I think a modern compiler could likely do a good job with itanium now-a-days. However, when it first came out, there simply wasn't the ability to keep those instruction batches full. Compiler tech was too far behind to work well with the hardware.
With VLIW the compiler unrolls the code and tries to find the parallelization but has no control over runtime stalls and results in larger code size. The complexity is in the compiler while the machine is simpler.
With an OOO superscalar machine, you have to dedicate significant piece of HW for stuff that would be easily done by the compiler. The advantage is you can get reduced code size and better performance for non-linear code.
There are real gains to be had by using SIMD but it tends to be massively parallel data processing workloads with specially written SIMD code or even hand tuned assembly (image/video processing, neural networks) not just feeding in a source file and compiling with the SIMD flag to then realize meaningful gains.
SIMD is harder because you have to have a uniform operation across a set of data.
Imagine a for loop that looks like this
int[] x, y, z;
int[] p, d, q;
for (int i = 0; i < size; ++i) {
p[i] = x[i] / z[i]
d[i] = z[i] * x[i]
q[i] = y[i] + z[i]
}
For SIMD, this is a complicated mess for the compiler to unravel. What the compiler would LIKE to do is turn this into 3 for loops and use the SIMD instructions to perform those operations in parallel.The itanium optimization, however, is a lot easier. The compiler can see that none of p, d, or q depend on the results of the previous stage (that is q[i] doesn't depend on p[i]). As a result, the entire thing can be packed into a single operation.
Now, of course, modern OOO processors can do the same optimization so maybe it's not a huge win? Still, would have been something worth exploring more (IMO) but the market forces killed it. Moving that sort of optimization out of the processor hardware and into the compiler software seems like it could lead to some nice power/performance benefits.

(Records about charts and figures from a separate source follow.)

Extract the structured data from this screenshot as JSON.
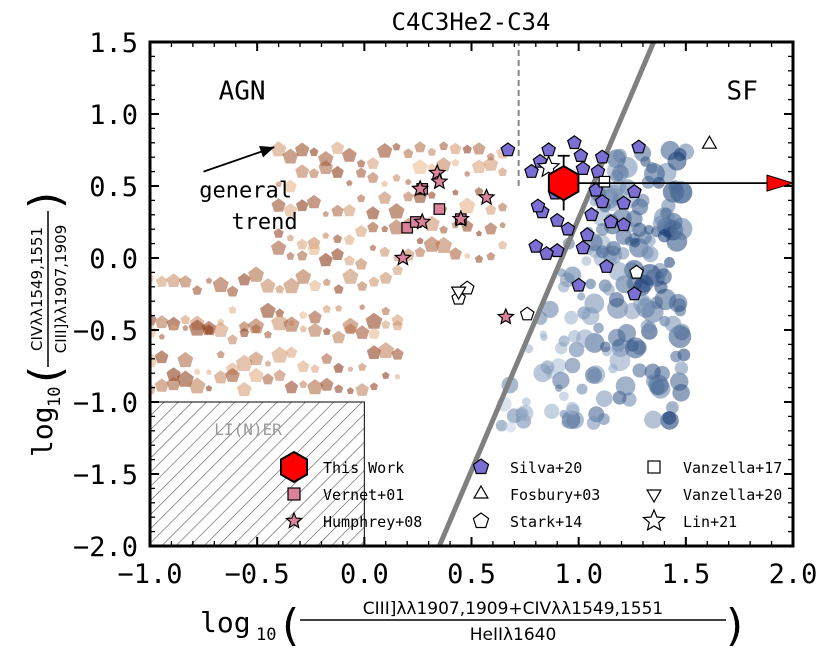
{
  "chart_data": {
    "type": "scatter",
    "title": "C4C3He2-C34",
    "xlabel": {
      "prefix": "log",
      "sub": "10",
      "numerator": "CIII]λλ1907,1909+CIVλλ1549,1551",
      "denominator": "HeIIλ1640"
    },
    "ylabel": {
      "prefix": "log",
      "sub": "10",
      "numerator": "CIVλλ1549,1551",
      "denominator": "CIII]λλ1907,1909"
    },
    "xlim": [
      -1.0,
      2.0
    ],
    "ylim": [
      -2.0,
      1.5
    ],
    "xticks": [
      -1.0,
      -0.5,
      0.0,
      0.5,
      1.0,
      1.5,
      2.0
    ],
    "yticks": [
      -2.0,
      -1.5,
      -1.0,
      -0.5,
      0.0,
      0.5,
      1.0,
      1.5
    ],
    "xtick_labels": [
      "−1.0",
      "−0.5",
      "0.0",
      "0.5",
      "1.0",
      "1.5",
      "2.0"
    ],
    "ytick_labels": [
      "−2.0",
      "−1.5",
      "−1.0",
      "−0.5",
      "0.0",
      "0.5",
      "1.0",
      "1.5"
    ],
    "regions": {
      "agn_label": "AGN",
      "sf_label": "SF",
      "liner_label": "LI(N)ER",
      "liner_box": {
        "x": [
          -1.0,
          0.0
        ],
        "y": [
          -2.0,
          -1.0
        ]
      },
      "dividing_line": {
        "p1": [
          0.35,
          -2.0
        ],
        "p2": [
          1.35,
          1.5
        ]
      },
      "vertical_dashed_x": 0.72,
      "vertical_dashed_y": [
        0.5,
        1.5
      ],
      "trend_label_1": "general",
      "trend_label_2": "trend",
      "trend_arrow": {
        "from": [
          -0.75,
          0.6
        ],
        "to": [
          -0.42,
          0.77
        ]
      }
    },
    "this_work": {
      "x": 0.93,
      "y": 0.52,
      "yerr": 0.19,
      "xerr_lower_limit_to": 2.0
    },
    "series": [
      {
        "name": "This Work",
        "marker": "hexagon",
        "color": "#ff0000",
        "points": [
          [
            0.93,
            0.52
          ]
        ]
      },
      {
        "name": "Vernet+01",
        "marker": "square",
        "color": "#d9829a",
        "points": [
          [
            0.2,
            0.21
          ],
          [
            0.24,
            0.25
          ],
          [
            0.35,
            0.34
          ],
          [
            0.45,
            0.27
          ],
          [
            0.27,
            0.48
          ]
        ]
      },
      {
        "name": "Humphrey+08",
        "marker": "star",
        "color": "#d9829a",
        "points": [
          [
            0.26,
            0.48
          ],
          [
            0.34,
            0.59
          ],
          [
            0.35,
            0.53
          ],
          [
            0.45,
            0.27
          ],
          [
            0.57,
            0.42
          ],
          [
            0.18,
            0.0
          ],
          [
            0.27,
            0.25
          ],
          [
            0.66,
            -0.41
          ]
        ]
      },
      {
        "name": "Silva+20",
        "marker": "pentagon",
        "color": "#7b6fd6",
        "points": [
          [
            0.86,
            0.75
          ],
          [
            0.98,
            0.8
          ],
          [
            1.11,
            0.7
          ],
          [
            1.28,
            0.77
          ],
          [
            1.01,
            0.71
          ],
          [
            0.67,
            0.75
          ],
          [
            0.78,
            0.6
          ],
          [
            0.82,
            0.67
          ],
          [
            1.02,
            0.62
          ],
          [
            1.09,
            0.6
          ],
          [
            0.89,
            0.45
          ],
          [
            1.08,
            0.47
          ],
          [
            1.11,
            0.39
          ],
          [
            1.06,
            0.3
          ],
          [
            0.83,
            0.32
          ],
          [
            1.21,
            0.38
          ],
          [
            1.26,
            0.46
          ],
          [
            0.9,
            0.26
          ],
          [
            0.95,
            0.2
          ],
          [
            1.04,
            0.16
          ],
          [
            1.15,
            0.25
          ],
          [
            1.21,
            0.23
          ],
          [
            0.9,
            0.05
          ],
          [
            1.02,
            0.07
          ],
          [
            1.13,
            -0.06
          ],
          [
            0.8,
            0.08
          ],
          [
            0.85,
            0.03
          ],
          [
            1.0,
            -0.19
          ],
          [
            1.26,
            -0.25
          ],
          [
            0.81,
            0.36
          ]
        ]
      },
      {
        "name": "Fosbury+03",
        "marker": "triangle-up",
        "color": "#ffffff",
        "points": [
          [
            1.61,
            0.79
          ]
        ]
      },
      {
        "name": "Stark+14",
        "marker": "pentagon-open",
        "color": "#ffffff",
        "points": [
          [
            0.48,
            -0.21
          ],
          [
            0.44,
            -0.28
          ],
          [
            0.76,
            -0.39
          ],
          [
            1.27,
            -0.1
          ]
        ]
      },
      {
        "name": "Vanzella+17",
        "marker": "square-open",
        "color": "#ffffff",
        "points": [
          [
            1.12,
            0.53
          ]
        ]
      },
      {
        "name": "Vanzella+20",
        "marker": "triangle-down",
        "color": "#ffffff",
        "points": [
          [
            0.44,
            -0.23
          ]
        ]
      },
      {
        "name": "Lin+21",
        "marker": "star-open",
        "color": "#ffffff",
        "points": [
          [
            0.86,
            0.63
          ]
        ]
      }
    ],
    "legend": {
      "placement": "lower-right",
      "entries": [
        "This Work",
        "Silva+20",
        "Vanzella+17",
        "Vernet+01",
        "Fosbury+03",
        "Vanzella+20",
        "Humphrey+08",
        "Stark+14",
        "Lin+21"
      ]
    },
    "model_grids": {
      "agn": {
        "name": "AGN photoionization models",
        "color_light": "#fdd0a2",
        "color_dark": "#7f2704"
      },
      "sf": {
        "name": "SF photoionization models",
        "color_light": "#deebf7",
        "color_dark": "#08306b"
      }
    }
  }
}
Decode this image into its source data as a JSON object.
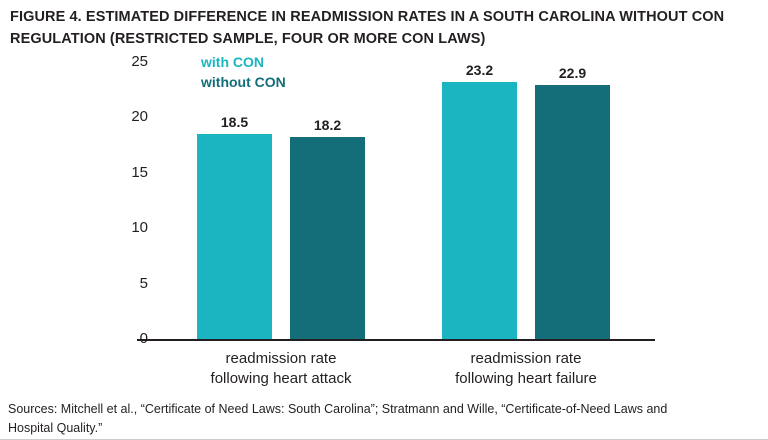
{
  "title": [
    "FIGURE 4. ESTIMATED DIFFERENCE IN READMISSION RATES IN A SOUTH CAROLINA WITHOUT CON",
    "REGULATION (RESTRICTED SAMPLE, FOUR OR MORE CON LAWS)"
  ],
  "legend": [
    "with CON",
    "without CON"
  ],
  "sources": [
    "Sources: Mitchell et al., “Certificate of Need Laws: South Carolina”; Stratmann and Wille, “Certificate-of-Need Laws and",
    "Hospital Quality.”"
  ],
  "colors": {
    "with_con": "#1ab5c1",
    "without_con": "#136e79",
    "axis": "#231f20",
    "text": "#231f20"
  },
  "chart_data": {
    "type": "bar",
    "categories": [
      "readmission rate\nfollowing heart attack",
      "readmission rate\nfollowing heart failure"
    ],
    "series": [
      {
        "name": "with CON",
        "color": "#1ab5c1",
        "values": [
          18.5,
          23.2
        ]
      },
      {
        "name": "without CON",
        "color": "#136e79",
        "values": [
          18.2,
          22.9
        ]
      }
    ],
    "ylim": [
      0,
      25
    ],
    "yticks": [
      0,
      5,
      10,
      15,
      20,
      25
    ],
    "grid": false,
    "legend_position": "top-left",
    "xlabel": "",
    "ylabel": ""
  }
}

All of the array accesses are uniform, so the resulting vector code is roughly:
for (i = 0 .. size by vector width) {
r0 = vector load x[i..i + vw]
r1 = vector load y[i..i + vw]
r2 = vector load z[i..i + vw]
r3 = r0 / r2
r4 = r2 * r0
r5 = r1 + r2
vector store r3 to p[i..i + vw]
vector store r4 to d[i..i + vw]
vector store r5 to q[i..i + vw]
}
(and probably unroll the loop for good measure). No need to fission the loop to vectorize here.this is trivially vectorizable for simd, would fit nicely in a vliw packet too. The only issue is if there was a runtime memory stall with any access, then the entire pipeline would stall.
with predication, modern simd even parallelize if conditions like below.
int[] x, y, z; int[] p, d, q;
for (int i = 0; i < size; ++i) {
p[i] = x[i] / z[i];
d[i] = z[i] * x[i];
if(i>n) {
q[i] = y[i] + z[i] ;
} else {
q[i] = y[i];
}
}AMD then followed Nvidia into the world of SIMD/SIMT because it offered better real-world performance for the majority of applications.
VLIW has been tried repeatedly only to be replaced with something that worked better.